Named ‘From entitlement to empowerment: re-shaping loyalty schemes for a mobile first world’, the report discusses the importance of personal recognition, contextually relevant information and entertainment.
Drawing on previous research, Sponge points out that 17 per cent use a company’s app, 27 per cent are scanning QR codes and 33 per cent comparison shop on a direct competitor’s site.
These trends are something which cannot be ignored, Sponge insists, and suggests that the principles of an empowering loyalty programme are three-fold: entertain me, inform me and recognise me.
Linking back to IGD ShopperVista research which found that 72 per cent of the public would like tailored promotions sent to their phone, Sponge points out that a mobile number is ‘an unambiguous identifier of who we are’, and can be used to accumulate insight, such as purchasing history and regular behaviour.

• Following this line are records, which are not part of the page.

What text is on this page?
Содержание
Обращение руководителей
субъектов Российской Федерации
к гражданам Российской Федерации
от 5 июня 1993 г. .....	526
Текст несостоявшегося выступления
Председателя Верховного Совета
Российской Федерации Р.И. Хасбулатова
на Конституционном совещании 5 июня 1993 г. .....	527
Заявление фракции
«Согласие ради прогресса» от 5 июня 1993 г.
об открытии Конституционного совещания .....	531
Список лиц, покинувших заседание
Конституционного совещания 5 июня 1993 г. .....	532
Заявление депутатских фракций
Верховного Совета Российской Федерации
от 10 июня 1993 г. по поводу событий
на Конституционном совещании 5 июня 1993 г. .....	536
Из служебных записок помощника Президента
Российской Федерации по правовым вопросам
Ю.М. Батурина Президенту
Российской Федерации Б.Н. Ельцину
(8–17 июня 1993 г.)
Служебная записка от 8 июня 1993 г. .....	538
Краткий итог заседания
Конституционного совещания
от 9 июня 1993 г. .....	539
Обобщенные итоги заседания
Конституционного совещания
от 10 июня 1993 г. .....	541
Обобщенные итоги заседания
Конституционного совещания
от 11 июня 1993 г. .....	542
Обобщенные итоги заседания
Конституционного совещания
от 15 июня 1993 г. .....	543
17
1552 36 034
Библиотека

The paper suggests: “The distinction here is between advertising as intrusion, and advertising as a service.
“If we can get the value exchange right, and harness creativity to charm and inspire people into participating, there is a growing body of evidence that shoppers will be highly receptive.”
The paper also looks at ‘loyalty 2.0’, the characteristics of which are described as: to ensure the brand occupies the highest possible position in the consideration set (share of mind); to provide the most effective triggers to action (share of behaviour); to maximise spend over time (share of wallet); and to encourage positive word-of-mouth (share of conversation).
The key focus of the white paper is a ten-point plan by Sponge, which looks at ways for retailers to capitalise on mobile loyalty opportunities.
Phil Gault, author of the white paper and director of strategy at Sponge, explained the reason for this: “With 96% of the population a member of at least one loyalty scheme, it’s clear UK consumers’ appetite for rewards and offers is high.
“The rise of mobile creates significant opportunities to make loyalty schemes work harder. We are convinced that the most effective programmes in future will be those that embrace a ‘mobile first’ view of the world and leverage the channel’s full potential to enable and empower members.”
The key ten points, which are discussed in detail in the white paper, are:
1. Make sure you have the building blocks in place.
2. Learn from past experiences.
3. Audit your mobile database.
4. Prioritise mobile data capture going forward.
5. Commit to the crosschannel future.
6. Mobilise your CRM model.
7. Start thinking in terms of Scarce Resources.
8. Emphasise personalisation.
9. Model your communications around spontaneity.
10. Design experiences which allow and encourage active participation.